Besides re-establishing these closer relationships between superior and inferior, which during our transition from ancient slavery to modern freedom have lapsed; and besides bringing beneficence back to its normal form of direct relation between benefactor and beneficiary; this personal administration of relief would be guided by immediate knowledge of the recipients, and the relief would be adjusted in kind and amount to their needs and their deserts. When, instead of the responsibility indirectly discharged through poor-law officers and mendicity societies, the responsibility fell directly on each of those having some spare means, each would see the necessity for inquiry and criticism and supervision: so increasing the aid given to the worthy and restricting that given to the unworthy.

And hero we are brought face to face with the greatest of the difficulties attendant on all methods of mitigating distress. May we not by frequent aid to the worthy render them unworthy; and are we not almost certain by helping those who are already unworthy to make them more unworthy still?
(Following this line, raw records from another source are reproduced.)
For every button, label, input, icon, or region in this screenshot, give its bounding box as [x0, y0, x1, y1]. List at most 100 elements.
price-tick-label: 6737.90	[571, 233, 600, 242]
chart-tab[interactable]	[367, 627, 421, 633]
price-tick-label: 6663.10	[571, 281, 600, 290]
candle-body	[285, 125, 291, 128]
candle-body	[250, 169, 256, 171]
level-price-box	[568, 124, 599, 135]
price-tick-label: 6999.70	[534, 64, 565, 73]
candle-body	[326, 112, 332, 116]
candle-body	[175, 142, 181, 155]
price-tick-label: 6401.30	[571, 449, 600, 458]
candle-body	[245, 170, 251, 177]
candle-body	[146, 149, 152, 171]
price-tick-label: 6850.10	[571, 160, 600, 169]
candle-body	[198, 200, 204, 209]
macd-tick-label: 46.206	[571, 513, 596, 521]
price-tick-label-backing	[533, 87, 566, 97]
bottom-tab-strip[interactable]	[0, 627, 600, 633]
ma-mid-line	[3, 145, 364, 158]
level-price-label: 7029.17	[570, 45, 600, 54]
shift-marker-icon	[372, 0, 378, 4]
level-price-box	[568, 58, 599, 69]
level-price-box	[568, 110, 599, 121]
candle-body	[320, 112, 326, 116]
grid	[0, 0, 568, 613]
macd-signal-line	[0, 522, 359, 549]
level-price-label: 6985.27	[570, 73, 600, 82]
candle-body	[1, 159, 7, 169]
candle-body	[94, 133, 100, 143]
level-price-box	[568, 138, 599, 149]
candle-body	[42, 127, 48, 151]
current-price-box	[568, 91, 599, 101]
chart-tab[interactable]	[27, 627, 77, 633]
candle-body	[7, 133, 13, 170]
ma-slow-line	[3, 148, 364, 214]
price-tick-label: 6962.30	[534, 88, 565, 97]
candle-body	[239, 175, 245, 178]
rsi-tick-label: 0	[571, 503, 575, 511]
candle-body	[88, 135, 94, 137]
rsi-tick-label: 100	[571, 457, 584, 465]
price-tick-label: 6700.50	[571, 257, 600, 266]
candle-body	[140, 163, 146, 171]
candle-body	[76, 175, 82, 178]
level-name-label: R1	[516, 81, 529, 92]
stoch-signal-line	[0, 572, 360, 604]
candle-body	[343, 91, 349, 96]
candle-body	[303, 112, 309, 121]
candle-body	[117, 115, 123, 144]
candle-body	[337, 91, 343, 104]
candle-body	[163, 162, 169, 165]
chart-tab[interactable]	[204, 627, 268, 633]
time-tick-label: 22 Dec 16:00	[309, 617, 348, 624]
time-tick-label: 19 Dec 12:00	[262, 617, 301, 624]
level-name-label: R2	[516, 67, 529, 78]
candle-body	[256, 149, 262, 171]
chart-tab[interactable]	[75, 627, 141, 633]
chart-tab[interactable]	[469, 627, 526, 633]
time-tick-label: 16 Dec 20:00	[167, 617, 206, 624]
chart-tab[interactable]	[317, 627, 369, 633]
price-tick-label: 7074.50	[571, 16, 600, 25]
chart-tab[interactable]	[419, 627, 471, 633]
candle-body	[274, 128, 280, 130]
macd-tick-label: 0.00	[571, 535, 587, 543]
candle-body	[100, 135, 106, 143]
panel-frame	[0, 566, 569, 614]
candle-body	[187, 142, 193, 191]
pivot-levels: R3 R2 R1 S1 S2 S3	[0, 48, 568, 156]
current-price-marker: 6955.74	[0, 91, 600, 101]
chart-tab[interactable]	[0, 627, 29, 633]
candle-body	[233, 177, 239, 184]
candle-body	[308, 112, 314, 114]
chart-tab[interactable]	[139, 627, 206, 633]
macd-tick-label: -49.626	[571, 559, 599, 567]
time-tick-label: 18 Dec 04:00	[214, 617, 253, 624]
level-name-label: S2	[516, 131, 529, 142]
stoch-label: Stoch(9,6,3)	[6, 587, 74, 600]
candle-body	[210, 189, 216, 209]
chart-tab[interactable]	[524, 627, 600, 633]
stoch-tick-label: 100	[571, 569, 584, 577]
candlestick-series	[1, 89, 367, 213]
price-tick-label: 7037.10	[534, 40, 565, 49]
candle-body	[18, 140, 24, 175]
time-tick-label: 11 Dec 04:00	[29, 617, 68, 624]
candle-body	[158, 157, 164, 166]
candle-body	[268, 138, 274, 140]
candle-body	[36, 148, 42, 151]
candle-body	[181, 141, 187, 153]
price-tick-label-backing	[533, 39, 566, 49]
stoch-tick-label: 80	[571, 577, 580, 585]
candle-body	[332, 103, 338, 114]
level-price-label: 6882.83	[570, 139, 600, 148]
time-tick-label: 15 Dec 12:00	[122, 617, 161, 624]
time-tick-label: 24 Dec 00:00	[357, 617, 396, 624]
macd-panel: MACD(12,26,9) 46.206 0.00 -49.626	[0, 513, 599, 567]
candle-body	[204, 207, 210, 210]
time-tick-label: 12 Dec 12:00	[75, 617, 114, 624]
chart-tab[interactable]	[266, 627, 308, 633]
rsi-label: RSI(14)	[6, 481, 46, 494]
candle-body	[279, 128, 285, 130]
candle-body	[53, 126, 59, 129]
How shall we so regulate our pecuniary beneficence as to avoid assisting the incapables and the degraded to multiply?

I have in so many places commented on the impolicy, and indeed the cruelty, of bequeathing to posterity an increasing population of criminals and incapables, that I need not here insist that true beneficence will be so restrained as to avoid fostering the inferior at the expense of the superior—or, at any rate, so restrained as to minimize the mischief which fostering the inferior entails.